Gets some facts right but pretty much gets the story wrong.

To get the story right, you have to understand orthodox Christian doctrine in the first place as the starting point and modernism as the departure. Only then can you see the fundamentalist movement for what it tried to be: a return to/defense of original Christian beliefs.

The quoted bit is an example… as though nobody believed in an inerrant Bible until American fundamentalists decided they hated Darwinism.

(The description the 12 volume series The Fundamentals also suggests the writers didn’t complete their historical homework. SI readers who have followed our republication of The Fundamentals may have noticed that there is relatively little defense of inerrancy in them and almost nothing at all about socialism and capitalism… and there is even a little bit of old-earth creationism.)

Views expressed are always my own and not my employer's, my church's, my family's, my neighbors', or my pets'. The house plants have authorized me to speak for them, however, and they always agree with me.

The person who write the article is clueless.

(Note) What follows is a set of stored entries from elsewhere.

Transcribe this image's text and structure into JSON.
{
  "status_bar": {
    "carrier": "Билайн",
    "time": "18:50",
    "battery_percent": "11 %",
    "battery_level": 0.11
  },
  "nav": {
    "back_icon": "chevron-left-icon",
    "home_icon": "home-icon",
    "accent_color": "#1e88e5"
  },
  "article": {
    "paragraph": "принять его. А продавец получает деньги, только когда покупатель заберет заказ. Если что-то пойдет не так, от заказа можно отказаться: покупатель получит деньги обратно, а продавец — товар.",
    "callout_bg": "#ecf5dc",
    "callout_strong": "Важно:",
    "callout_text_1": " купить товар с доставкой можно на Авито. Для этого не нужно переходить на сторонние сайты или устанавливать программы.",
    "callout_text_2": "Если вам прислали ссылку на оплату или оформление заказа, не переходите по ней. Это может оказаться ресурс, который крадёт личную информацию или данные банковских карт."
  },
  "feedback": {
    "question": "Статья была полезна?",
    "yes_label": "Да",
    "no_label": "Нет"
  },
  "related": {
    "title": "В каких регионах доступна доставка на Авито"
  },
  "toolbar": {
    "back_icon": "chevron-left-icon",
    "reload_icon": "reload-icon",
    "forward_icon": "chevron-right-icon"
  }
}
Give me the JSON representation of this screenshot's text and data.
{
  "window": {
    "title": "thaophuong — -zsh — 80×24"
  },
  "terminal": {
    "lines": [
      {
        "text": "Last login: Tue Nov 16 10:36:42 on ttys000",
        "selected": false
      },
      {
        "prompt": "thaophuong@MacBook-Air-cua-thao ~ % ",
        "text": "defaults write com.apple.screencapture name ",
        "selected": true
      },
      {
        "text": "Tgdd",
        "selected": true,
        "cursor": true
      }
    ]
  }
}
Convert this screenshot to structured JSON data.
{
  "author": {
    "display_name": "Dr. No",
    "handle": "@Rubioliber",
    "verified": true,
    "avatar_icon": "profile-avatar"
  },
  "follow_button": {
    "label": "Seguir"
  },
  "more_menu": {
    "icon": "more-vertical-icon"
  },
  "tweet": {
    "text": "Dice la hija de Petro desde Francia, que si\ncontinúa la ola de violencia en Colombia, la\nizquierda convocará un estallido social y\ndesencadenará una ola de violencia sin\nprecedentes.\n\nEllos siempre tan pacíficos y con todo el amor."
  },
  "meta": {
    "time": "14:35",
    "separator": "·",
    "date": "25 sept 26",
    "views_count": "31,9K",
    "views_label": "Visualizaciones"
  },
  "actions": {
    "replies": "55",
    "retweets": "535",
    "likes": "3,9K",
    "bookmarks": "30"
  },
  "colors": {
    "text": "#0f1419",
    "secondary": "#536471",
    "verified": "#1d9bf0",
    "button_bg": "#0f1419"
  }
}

Tyler is a pastor in Olympia, WA and works in State government.

[Aaron Blumer]

To get the story right, you have to understand orthodox Christian doctrine in the first place as the starting point and modernism as the departure. Only then can you see the fundamentalist movement for what it tried to be: a return to/defense of original Christian beliefs.

Aaron, what is orthodox Christian doctrine? What time period and sects of Christians are you referring to? The reason I ask is because I am unaware of hardly any major historical grouping of Christians that today’s fundamentalist would even consider orthodox. Maybe some post-Reformation protestants I guess but who else?

Is it fair to appeal to orthodox/historical Christianity if in fact you don’t believe that they were orthodox at all? I am referring to early church doctrine which I would say was quite whacked out in major areas and of course, Catholicism.